好消息是,负责民事案件的律师有很多,毕竟比起舌头淬了毒的检方,还是同样为雇主谋福利的律师更有亲和力,多数时候,民事案件头疼的是坐在审判席的法官,原告被告双方打得不可开交,法官翻着法典以避免自己头脑不够清醒。
总而言之,王泥喜法介获得了一个短暂的假期——只要近几天内没有刑事案件。
“法介,辛苦了。”下庭后那由他温柔的笑着,全然不复刚才的毒舌模样,他向着王泥喜法介走过来,“母亲大人准备了餐食,邀你一起共进晚餐。”

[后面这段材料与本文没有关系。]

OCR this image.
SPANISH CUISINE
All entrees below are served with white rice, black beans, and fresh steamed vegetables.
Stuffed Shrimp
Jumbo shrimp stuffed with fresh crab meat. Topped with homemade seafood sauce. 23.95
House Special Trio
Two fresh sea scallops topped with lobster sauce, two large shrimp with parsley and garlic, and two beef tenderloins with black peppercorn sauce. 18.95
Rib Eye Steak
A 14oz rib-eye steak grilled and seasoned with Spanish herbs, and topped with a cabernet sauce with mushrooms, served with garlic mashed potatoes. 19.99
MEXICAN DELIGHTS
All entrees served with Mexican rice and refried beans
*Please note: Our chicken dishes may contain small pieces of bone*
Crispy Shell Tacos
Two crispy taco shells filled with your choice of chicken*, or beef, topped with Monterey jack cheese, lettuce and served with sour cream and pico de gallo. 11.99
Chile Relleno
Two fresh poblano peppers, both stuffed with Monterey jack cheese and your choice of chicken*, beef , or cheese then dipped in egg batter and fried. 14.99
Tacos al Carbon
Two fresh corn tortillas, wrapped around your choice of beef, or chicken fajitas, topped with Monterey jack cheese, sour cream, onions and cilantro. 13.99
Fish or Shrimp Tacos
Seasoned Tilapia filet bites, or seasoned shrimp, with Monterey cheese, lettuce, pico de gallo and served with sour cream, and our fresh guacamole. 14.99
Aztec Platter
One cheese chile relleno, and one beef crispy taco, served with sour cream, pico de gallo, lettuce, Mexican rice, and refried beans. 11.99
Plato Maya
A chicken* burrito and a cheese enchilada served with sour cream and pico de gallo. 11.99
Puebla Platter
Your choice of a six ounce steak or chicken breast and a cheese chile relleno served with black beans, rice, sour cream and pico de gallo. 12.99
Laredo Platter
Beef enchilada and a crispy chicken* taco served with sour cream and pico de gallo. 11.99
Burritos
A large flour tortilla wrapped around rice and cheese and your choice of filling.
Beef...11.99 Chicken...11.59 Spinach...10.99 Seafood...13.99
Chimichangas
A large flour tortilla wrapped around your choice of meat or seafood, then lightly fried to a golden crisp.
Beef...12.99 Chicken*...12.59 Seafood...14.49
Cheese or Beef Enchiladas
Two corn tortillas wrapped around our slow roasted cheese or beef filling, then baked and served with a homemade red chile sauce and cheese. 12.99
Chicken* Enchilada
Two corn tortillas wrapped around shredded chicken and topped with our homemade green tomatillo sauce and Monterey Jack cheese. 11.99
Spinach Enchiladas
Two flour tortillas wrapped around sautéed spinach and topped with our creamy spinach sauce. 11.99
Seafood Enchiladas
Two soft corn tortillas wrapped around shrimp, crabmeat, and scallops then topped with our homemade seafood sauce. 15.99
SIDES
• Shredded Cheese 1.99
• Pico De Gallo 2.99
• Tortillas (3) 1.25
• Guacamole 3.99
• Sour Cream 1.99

王泥喜法介点点头,以前在日本的时候哪想过当律师还能天天都有委托,还是连着干不带停的那种,好不容易休假了,他比什么都珍惜,“谢谢阿玛拉殿下……”王泥喜法介顿了顿,又想起早前和牙琉检事的通讯,他正是为了那件事才特意空出了这几天的假期,“不过,我过两天要回一趟日本。”
“哦?……也对,你在日本也有事务所。”那由他转了个身,和他并肩前行。
“那个……不是……”王泥喜法介摸了摸头发,有些羞涩,“是私事…………我朋友请了我喜欢的歌手做演唱会的嘉宾,嘉宾要我出席——”
“波尔肯卡——”不知何时出现在两人身前的蕾法瞪大了眼睛,“触角头,你居然,会听演唱会!”
那由他也睁大了眼,王泥喜法介有些窘迫的大喊:
“我又不是老头——”
“法介,我记得你说过你喜欢的音乐是《恋之吉他小夜曲》那一类的,对吧。”比起两个毛躁的孩子,阿玛拉显然理智得多,她面色如常的跟王泥喜法介谈论起音乐,“那首歌风格也和你父亲的差不多。”
“唔,可惜我没有听过亲生父亲留下的音乐……”王泥喜法介有些遗憾,外加他觉得自己的音乐天赋并不怎么高,多尔克还说他的父母都是玩音乐的呢,怎么都没遗传下来,他忍不住瘪了瘪嘴。
“《恋之吉他小夜曲》吗,那是什么样的音乐?”蕾法对外国的事情了解得更少,眼含期待的看着王泥喜法介。
“就是这个。”王泥喜法介用手机播起了音乐,空灵的女声让他又想起牙琉检事把吉他烧了的案件,忍不住又笑了起来。
“嗯……确实是非常动听的音乐。”那由他持赞同意见,“这位演唱的女士就是那位想邀你出席的那位?”
“拉米洛雅女士……是波鲁尼吉亚的一位歌手,被他们国家的人称为女神,这首歌作曲是她,作词是我的那个朋友。”
“嗯嗯,原来如此……”蕾法貌似懂了的点点头,“那个演唱会的风格可想而知。”
“不不不,我的朋友是玩摇滚的,可以说和这个风格完全一点关系都没有啊!”王泥喜法介又忙不迭地播起了《love love guilty》——这回桌上另外的三个人都若有所思,最后还是阿玛拉打破僵局:“……法介,这首歌里是不是有你的声音啊?”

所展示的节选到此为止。